Epidural intracranial hematoma
The classic presentation involves a brief post-traumatic loss of consciousness, then several minutes to hours of a lucid interval, followed by obtundation and focal neurologic deficits. While this classic clinical description is widely taught, it is seen in < 20% of cases. Other less specific signs and symptoms include headache, nausea and emesis, seizures, neurologic deficits (contralateral weakness, hyperreflexia), papilledema, pupil-involving third-nerve palsy, somnolence, or coma.

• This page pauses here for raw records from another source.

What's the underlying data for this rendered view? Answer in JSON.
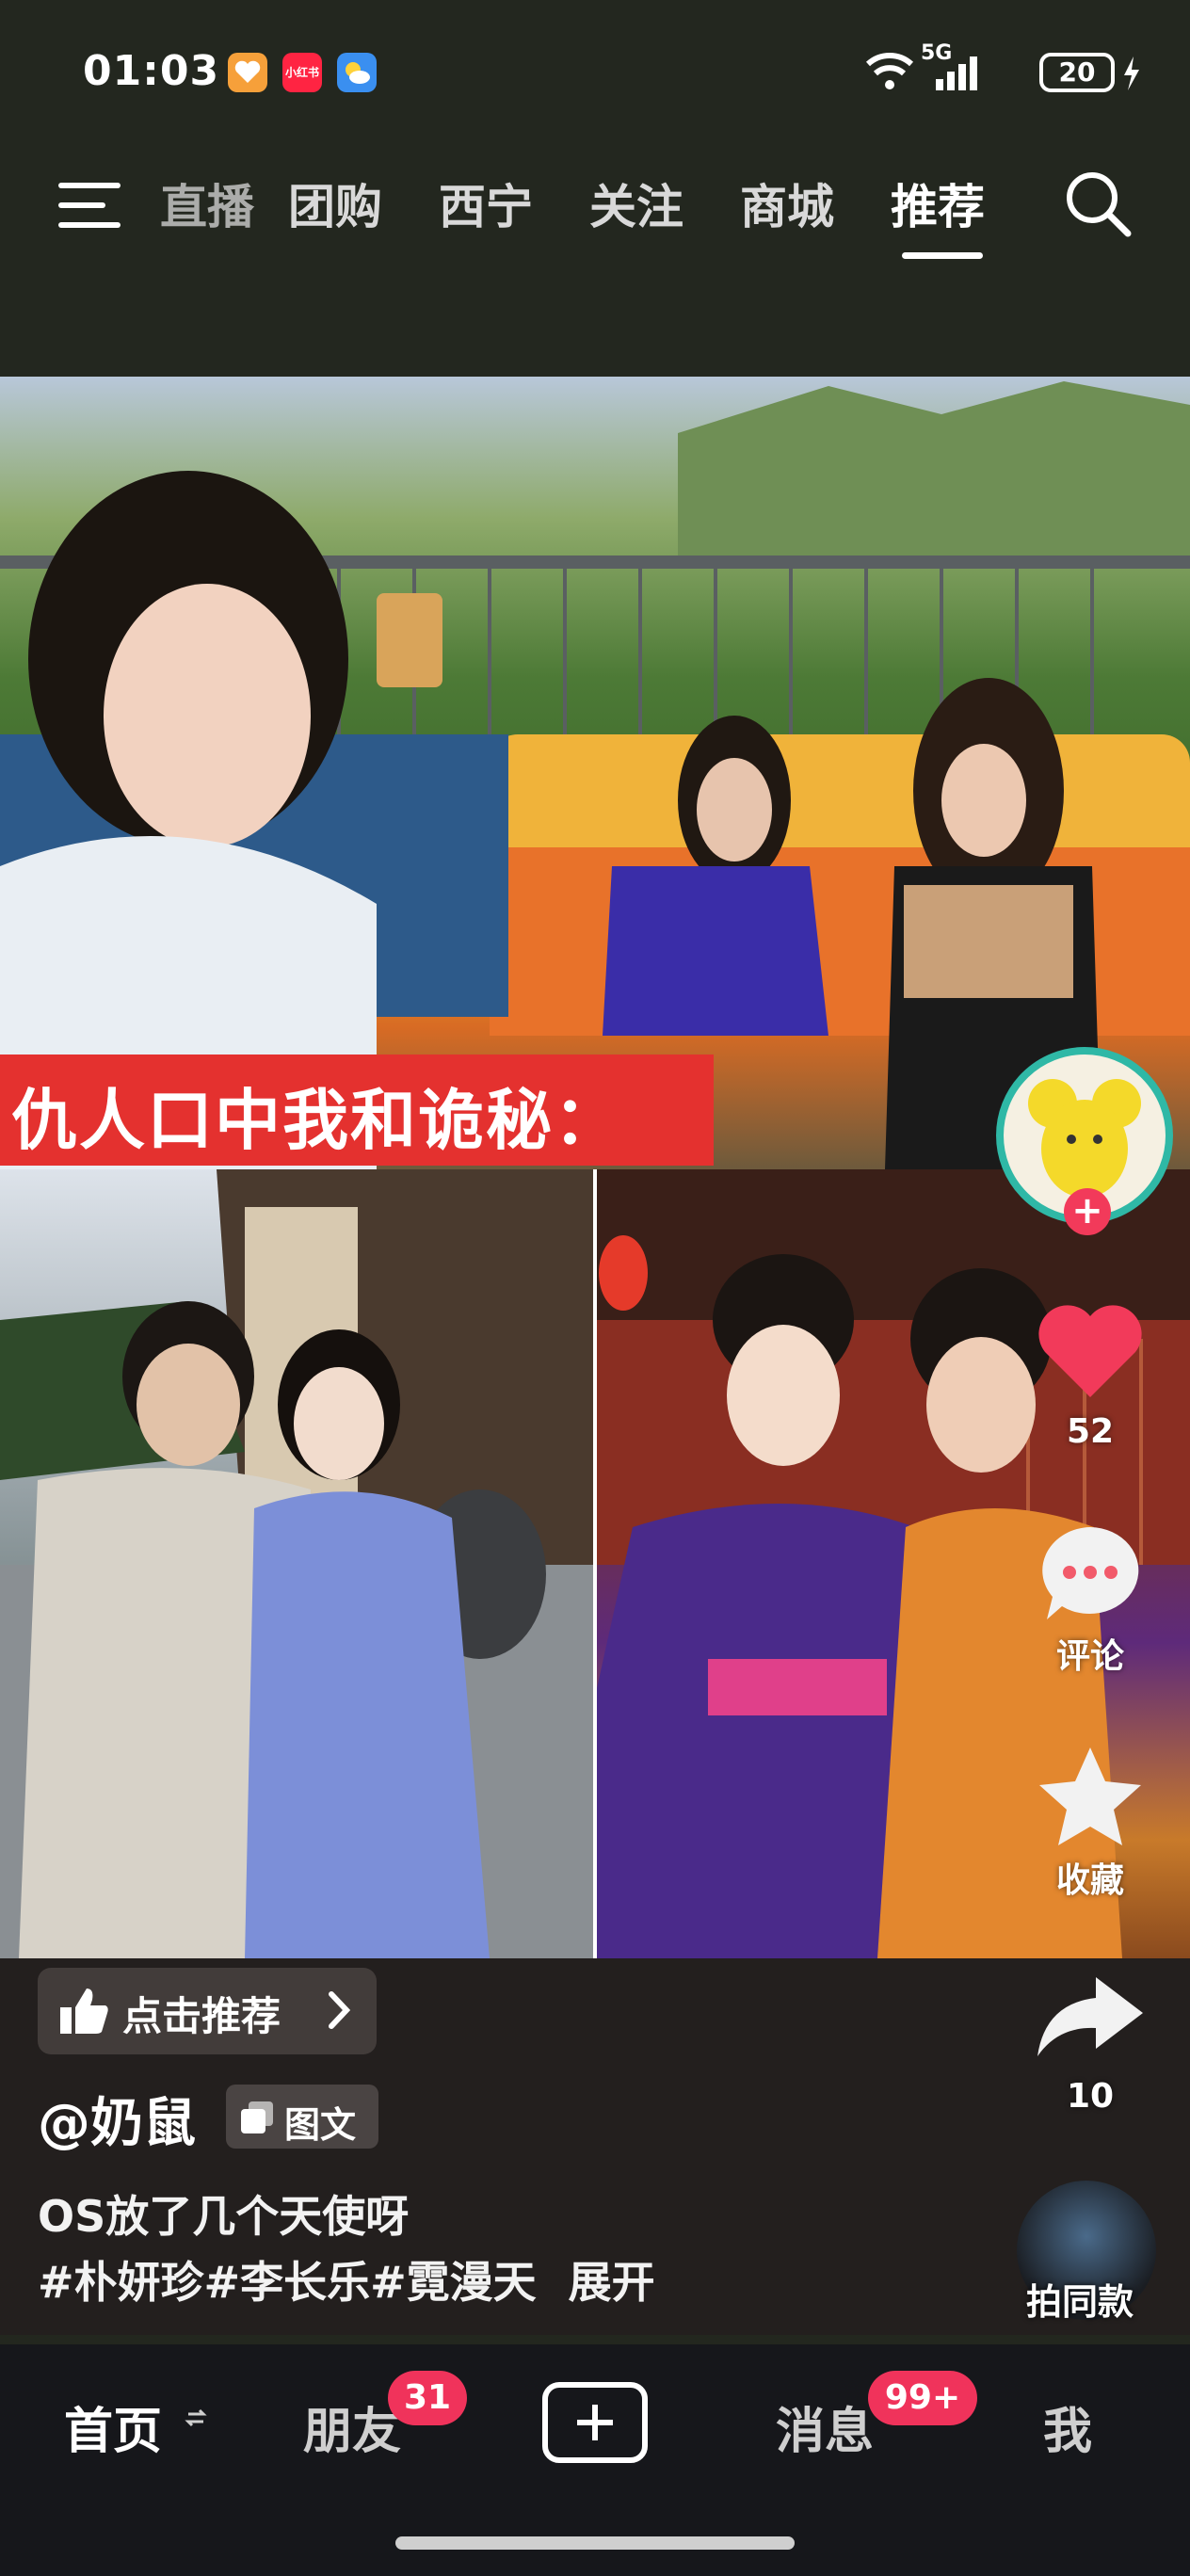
{
  "status_bar": {
    "time": "01:03",
    "network": "5G",
    "battery": "20",
    "apps": [
      {
        "name": "taobao-heart-icon",
        "color": "#f6a03a"
      },
      {
        "name": "xiaohongshu-icon",
        "label": "小红书",
        "color": "#ff2442"
      },
      {
        "name": "weather-icon",
        "color": "#3a8ff0"
      }
    ]
  },
  "top_nav": {
    "tabs": [
      {
        "label": "直播",
        "active": false
      },
      {
        "label": "团购",
        "active": false
      },
      {
        "label": "西宁",
        "active": false
      },
      {
        "label": "关注",
        "active": false
      },
      {
        "label": "商城",
        "active": false
      },
      {
        "label": "推荐",
        "active": true
      }
    ]
  },
  "post": {
    "overlay_caption": "仇人口中我和诡秘：",
    "like_count": "52",
    "comment_label": "评论",
    "collect_label": "收藏",
    "share_count": "10",
    "recommend_chip": "点击推荐",
    "author": "@奶鼠",
    "type_badge": "图文",
    "caption_line1": "OS放了几个天使呀",
    "caption_line2": "#朴妍珍#李长乐#霓漫天",
    "expand_label": "展开",
    "same_style_label": "拍同款",
    "accent_color": "#f23a5a"
  },
  "bottom_nav": {
    "items": [
      {
        "label": "首页",
        "active": true
      },
      {
        "label": "朋友",
        "badge": "31"
      },
      {
        "label": "消息",
        "badge": "99+"
      },
      {
        "label": "我"
      }
    ]
  }
}
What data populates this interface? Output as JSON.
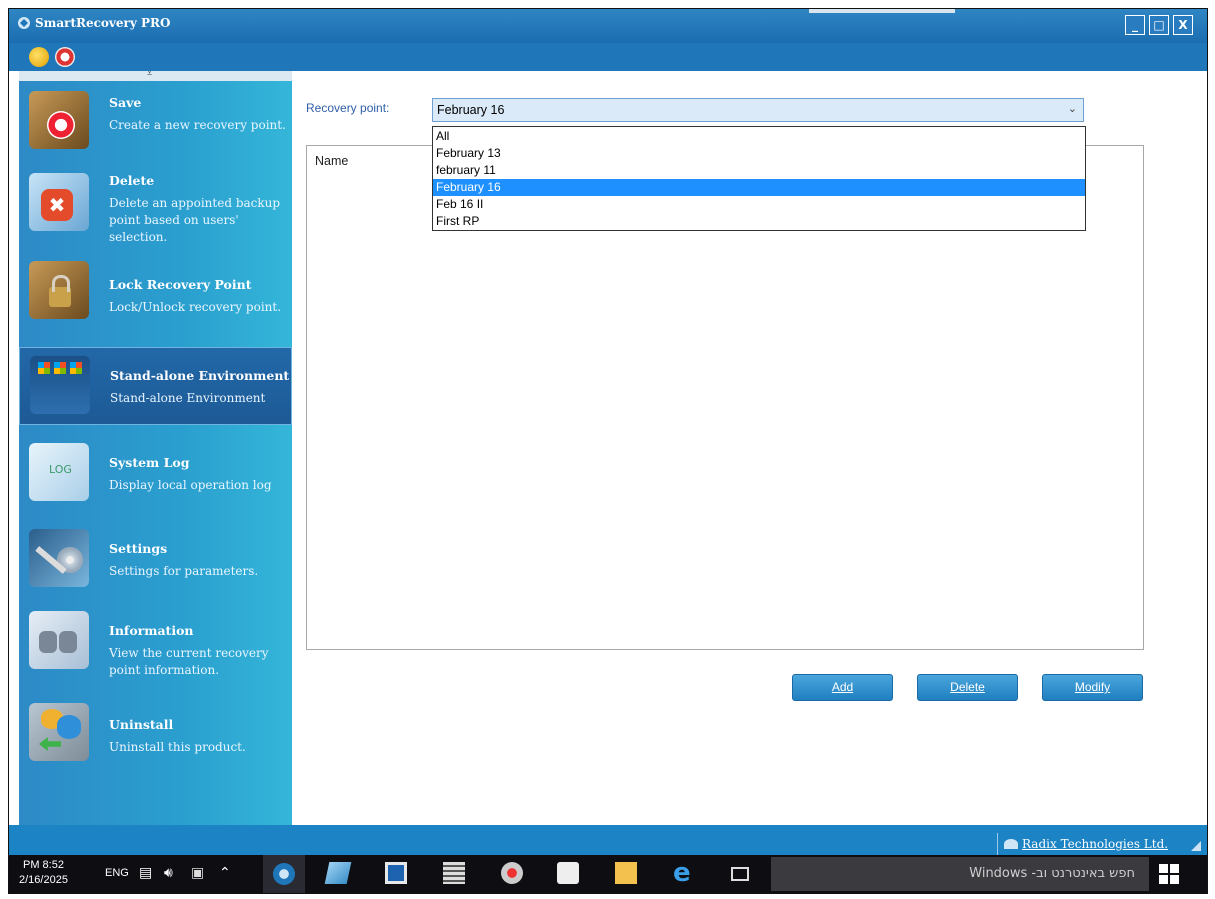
{
  "window": {
    "title": "SmartRecovery PRO",
    "controls": [
      "_",
      "□",
      "X"
    ]
  },
  "sidebar": {
    "items": [
      {
        "title": "Save",
        "desc": "Create a new recovery point.",
        "icon": "lifebuoy-icon"
      },
      {
        "title": "Delete",
        "desc": "Delete an appointed backup point based on users' selection.",
        "icon": "delete-icon"
      },
      {
        "title": "Lock Recovery Point",
        "desc": "Lock/Unlock recovery point.",
        "icon": "lock-icon"
      },
      {
        "title": "Stand-alone Environment",
        "desc": "Stand-alone Environment",
        "icon": "windows-computer-icon"
      },
      {
        "title": "System Log",
        "desc": "Display local operation log",
        "icon": "log-folder-icon",
        "icon_text": "LOG"
      },
      {
        "title": "Settings",
        "desc": "Settings for parameters.",
        "icon": "tools-icon"
      },
      {
        "title": "Information",
        "desc": "View the current recovery point information.",
        "icon": "binoculars-icon"
      },
      {
        "title": "Uninstall",
        "desc": "Uninstall this product.",
        "icon": "uninstall-icon"
      }
    ],
    "selected_index": 3
  },
  "main": {
    "recovery_point_label": "Recovery point:",
    "recovery_point_value": "February 16",
    "dropdown_options": [
      "All",
      "February 13",
      "february 11",
      "February 16",
      "Feb 16 II",
      "First RP"
    ],
    "dropdown_selected": "February 16",
    "list_column": "Name",
    "buttons": {
      "add": "Add",
      "delete": "Delete",
      "modify": "Modify"
    }
  },
  "status": {
    "company_link": "Radix Technologies Ltd."
  },
  "taskbar": {
    "time": "PM 8:52",
    "date": "2/16/2025",
    "language": "ENG",
    "search_placeholder": "חפש באינטרנט וב- Windows"
  },
  "colors": {
    "accent": "#1f76b8",
    "selection": "#1e90ff",
    "sidebar": "#2a9fcf"
  }
}
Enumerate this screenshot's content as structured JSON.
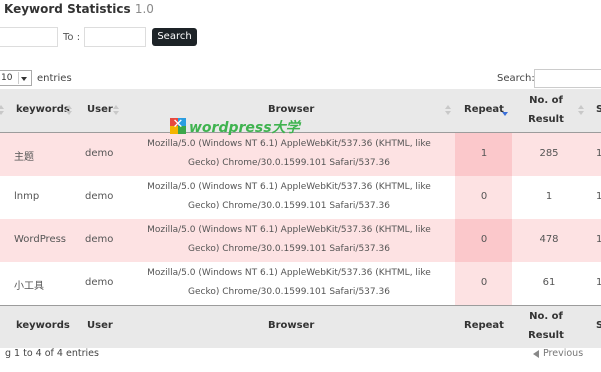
{
  "page": {
    "title": "Keyword Statistics",
    "version": "1.0"
  },
  "filters": {
    "from_value": "",
    "to_label": "To :",
    "to_value": "",
    "search_button": "Search"
  },
  "length_menu": {
    "value": "10",
    "suffix": "entries"
  },
  "table_search": {
    "label": "Search:",
    "value": ""
  },
  "table": {
    "headers": {
      "keywords": "keywords",
      "user": "User",
      "browser": "Browser",
      "repeat": "Repeat",
      "results_line1": "No. of",
      "results_line2": "Result",
      "extra": "S"
    },
    "sorted_column": "Repeat",
    "sort_direction": "descending",
    "rows": [
      {
        "keyword": "主题",
        "user": "demo",
        "browser_line1": "Mozilla/5.0 (Windows NT 6.1) AppleWebKit/537.36 (KHTML, like",
        "browser_line2": "Gecko) Chrome/30.0.1599.101 Safari/537.36",
        "repeat": "1",
        "results": "285",
        "extra": "1"
      },
      {
        "keyword": "lnmp",
        "user": "demo",
        "browser_line1": "Mozilla/5.0 (Windows NT 6.1) AppleWebKit/537.36 (KHTML, like",
        "browser_line2": "Gecko) Chrome/30.0.1599.101 Safari/537.36",
        "repeat": "0",
        "results": "1",
        "extra": "1"
      },
      {
        "keyword": "WordPress",
        "user": "demo",
        "browser_line1": "Mozilla/5.0 (Windows NT 6.1) AppleWebKit/537.36 (KHTML, like",
        "browser_line2": "Gecko) Chrome/30.0.1599.101 Safari/537.36",
        "repeat": "0",
        "results": "478",
        "extra": "1"
      },
      {
        "keyword": "小工具",
        "user": "demo",
        "browser_line1": "Mozilla/5.0 (Windows NT 6.1) AppleWebKit/537.36 (KHTML, like",
        "browser_line2": "Gecko) Chrome/30.0.1599.101 Safari/537.36",
        "repeat": "0",
        "results": "61",
        "extra": "1"
      }
    ]
  },
  "footer": {
    "info": "g 1 to 4 of 4 entries",
    "previous": "Previous"
  },
  "watermark": {
    "text": "wordpress大学",
    "colors": {
      "text": "#3fb34f",
      "logo": [
        "#e7493f",
        "#2a9de0",
        "#f4b400",
        "#3da64a"
      ]
    }
  },
  "colors": {
    "odd_row": "#fde2e3",
    "sorted_column_odd": "#fbc8cb",
    "header_bg": "#e9e9e9",
    "button_bg": "#1d2327",
    "sort_indicator": "#3a6fd8"
  }
}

S06.4X0A – Epidural hemorrhage without loss of consciousness, initial encounter
S06.4X0S – Epidural hemorrhage without loss of consciousness, sequela
S06.4X9A – Epidural hemorrhage with loss of consciousness of unspecified duration, initial encounter
428268007 – Extradural intracranial hematoma
Differential Diagnosis & Pitfalls
- Subdural hematoma
- Diffuse axonal injury
- Intracerebral hemorrhage
- Subarachnoid hemorrhage
- Postictal state
- Metabolic, infectious, or pharmacologic etiology for altered mental status
- Kernohan notch phenomenon (contralateral cerebral peduncle compressed against tentorial notch) may lead to falsely localizing, ipsilateral neurologic deficits.
- Do not fail to recognize other radiographically visible intracranial injuries, including contrecoup intracranial injuries.
- It is important to evaluate for additional traumatic injuries, especially cervical spine injury.